Officials say at least one militant has been captured alive, and a search is under way for others who may have escaped.
Among the 13 hostages rescued during the commando operation are three foreigners. Officials say there have been casualties among the hostages, but it is not yet clear how many may have been killed during the lengthy siege, which ended more than 12 hours after it began.
Gunfire and explosions were heard Saturday morning after scores of commandos converged on the restaurant, some 10 hours after the hostage crisis began. Journalists have not been allowed near the restaurant where several armored vehicles were on the scene.
Militants attacked the restaurant late Friday. Islamic State has claimed responsibility for the attack, but the identity of the attackers has not been confirmed.
Bangladeshi police report two police officers were killed in the early hours of the siege. The Amaq news agency, which is linked to the militants, claimed more than 20 people were killed in the attack. Authorities deny that report.
Police say eight to nine gunmen entered the Holey Artisan Bakery located in the diplomatic zone of Dhaka around 9:20 p.m. local time Friday.
Police initially cordoned off the area around the restaurant and exchanged gunfire with the attackers who set off explosives. By midnight, shooting around the restaurant appeared to have stopped. Police then tried to open a channel of communication with the militants. Several hours later, the commando operation to free the hostages began.
The U.S. State Department confirmed on Twitter that a hostage situation was taking place and urged people to shelter in place and monitor the news.
A bakery employee who escaped the attack told reporters the gunmen shouted “Allah Akbar” (God is the greatest) prior to taking hostages.
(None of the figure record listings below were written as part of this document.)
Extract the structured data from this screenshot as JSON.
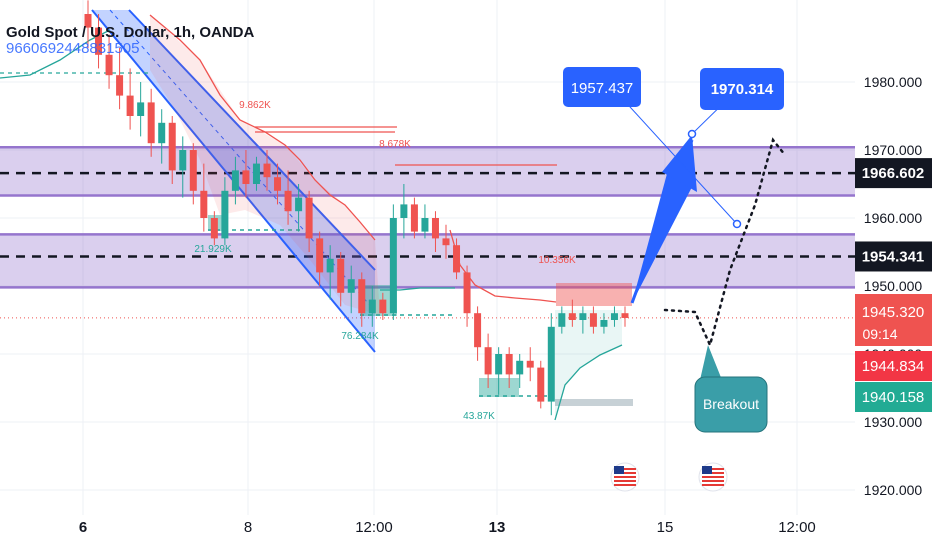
{
  "header": {
    "symbol_title": "Gold Spot / U.S. Dollar, 1h, OANDA",
    "indicator_value": "9660692448831505"
  },
  "colors": {
    "up": "#26a69a",
    "down": "#ef5350",
    "band": "#9575cd",
    "channel": "#2962ff",
    "label_blue": "#2962ff",
    "breakout": "#3a9ea8"
  },
  "chart_data": {
    "type": "candlestick",
    "title": "Gold Spot / U.S. Dollar, 1h, OANDA",
    "y_axis": {
      "ticks": [
        1920,
        1930,
        1940,
        1950,
        1960,
        1970,
        1980
      ],
      "tick_labels": [
        "1920.000",
        "1930.000",
        "1940.000",
        "1950.000",
        "1960.000",
        "1970.000",
        "1980.000"
      ],
      "range": [
        1910.7,
        1989
      ]
    },
    "x_axis": {
      "tick_labels": [
        "6",
        "8",
        "12:00",
        "13",
        "15",
        "12:00"
      ]
    },
    "candles": [
      [
        1990,
        1992,
        1985,
        1988
      ],
      [
        1988,
        1990,
        1982,
        1984
      ],
      [
        1984,
        1987,
        1979,
        1981
      ],
      [
        1981,
        1985,
        1976,
        1978
      ],
      [
        1978,
        1982,
        1973,
        1975
      ],
      [
        1975,
        1980,
        1972,
        1977
      ],
      [
        1977,
        1979,
        1969,
        1971
      ],
      [
        1971,
        1976,
        1968,
        1974
      ],
      [
        1974,
        1975,
        1965,
        1967
      ],
      [
        1967,
        1972,
        1963,
        1970
      ],
      [
        1970,
        1971,
        1962,
        1964
      ],
      [
        1964,
        1968,
        1958,
        1960
      ],
      [
        1960,
        1961,
        1956,
        1957
      ],
      [
        1957,
        1966,
        1956,
        1964
      ],
      [
        1964,
        1969,
        1962,
        1967
      ],
      [
        1967,
        1970,
        1963,
        1965
      ],
      [
        1965,
        1969,
        1964,
        1968
      ],
      [
        1968,
        1970,
        1964,
        1966
      ],
      [
        1966,
        1968,
        1962,
        1964
      ],
      [
        1964,
        1967,
        1959,
        1961
      ],
      [
        1961,
        1965,
        1958,
        1963
      ],
      [
        1963,
        1964,
        1955,
        1957
      ],
      [
        1957,
        1958,
        1950,
        1952
      ],
      [
        1952,
        1956,
        1948,
        1954
      ],
      [
        1954,
        1955,
        1947,
        1949
      ],
      [
        1949,
        1953,
        1946,
        1951
      ],
      [
        1951,
        1952,
        1944,
        1946
      ],
      [
        1946,
        1950,
        1944,
        1948
      ],
      [
        1948,
        1949,
        1945,
        1946
      ],
      [
        1946,
        1962,
        1945,
        1960
      ],
      [
        1960,
        1965,
        1957,
        1962
      ],
      [
        1962,
        1963,
        1957,
        1958
      ],
      [
        1958,
        1962,
        1957,
        1960
      ],
      [
        1960,
        1961,
        1955,
        1957
      ],
      [
        1957,
        1959,
        1954,
        1956
      ],
      [
        1956,
        1957,
        1951,
        1952
      ],
      [
        1952,
        1953,
        1944,
        1946
      ],
      [
        1946,
        1947,
        1939,
        1941
      ],
      [
        1941,
        1943,
        1935,
        1937
      ],
      [
        1937,
        1941,
        1934,
        1940
      ],
      [
        1940,
        1941,
        1935,
        1937
      ],
      [
        1937,
        1940,
        1935,
        1939
      ],
      [
        1939,
        1941,
        1936,
        1938
      ],
      [
        1938,
        1939,
        1932,
        1933
      ],
      [
        1933,
        1946,
        1931,
        1944
      ],
      [
        1944,
        1947,
        1943,
        1946
      ],
      [
        1946,
        1948,
        1944,
        1945
      ],
      [
        1945,
        1947,
        1943,
        1946
      ],
      [
        1946,
        1947,
        1943,
        1944
      ],
      [
        1944,
        1946,
        1943,
        1945
      ],
      [
        1945,
        1947,
        1944,
        1946
      ],
      [
        1946,
        1947,
        1944,
        1945.3
      ]
    ],
    "volume_profile_labels": [
      "9.862K",
      "8.678K",
      "21.929K",
      "10.356K",
      "76.284K",
      "43.87K"
    ],
    "horizontal_levels": [
      1966.602,
      1954.341
    ],
    "bands": [
      [
        1963.3,
        1970.4
      ],
      [
        1949.8,
        1957.6
      ]
    ],
    "price_labels": {
      "last": "1945.320",
      "countdown": "09:14",
      "bid": "1944.834",
      "ask": "1940.158",
      "level_high": "1966.602",
      "level_low": "1954.341"
    },
    "annotations": {
      "target_1": "1957.437",
      "target_2": "1970.314",
      "breakout": "Breakout"
    },
    "grid": true
  }
}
Some people in the restaurant were able to escape through the roof of the facility.
Lori Ann Walsh Imdad, principal of the American Standard School in Dhaka, lives one block from the restaurant and described the scene to VOA.
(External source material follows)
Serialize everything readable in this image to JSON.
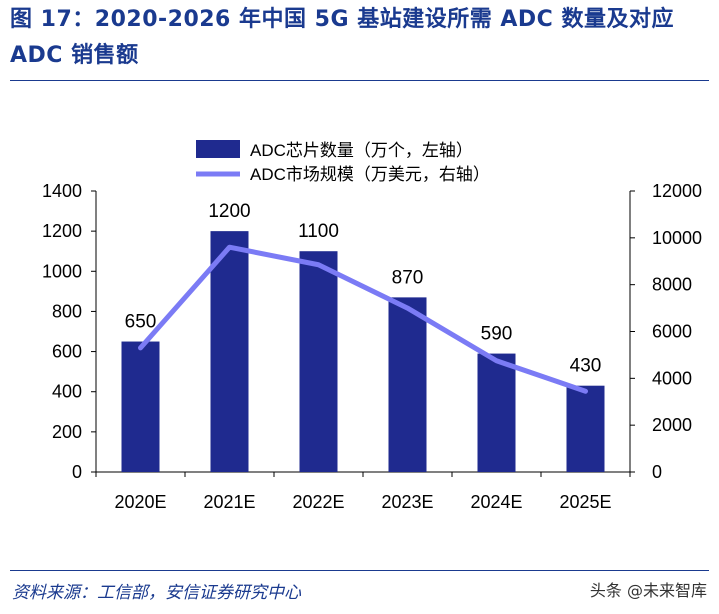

“I started hearing the shots outside … Then I started very cautiously looking out of my balcony to see what was going on, but you could really hear the shots in the distance, and could see people running around.” She said by 12:30 a.m. local time, the streets were quiet, although she said there was still a large police presence.
State Department spokesman John Kirby said all Americans working at the U.S. mission in Dhaka have been accounted for. Among the hostages were believed to be citizens of Italy and India, and possibly on Japanese national along with Bangladeshis.
Bangladesh has seen a series of attacks in recent months, mostly targeting bloggers, atheists and religious minorities. Al-Qaida in the Indian Subcontinent, or AQIS, has claimed responsibility for many of the attacks.
On Thursday, the United States declared AQIS a “foreign terrorist organization” and called its leader, Asim Umar, a “specially designated global terrorist.”
The State Department said the terrorist designations are meant to prohibit Americans from engaging in any transactions with the group or Umar. The designations also freeze any assets or property under U.S. jurisdiction that are tied to Umar or AQIS.
Al-Qaida leader Ayman al-Zawahiri announced the formation of the group on the Indian subcontinent in 2014 and Umar has appeared in al-Qaida publications as the leader of the Indian offshoot. Umar is believed to be based in Pakistan but was born in the mid-1970’s in India.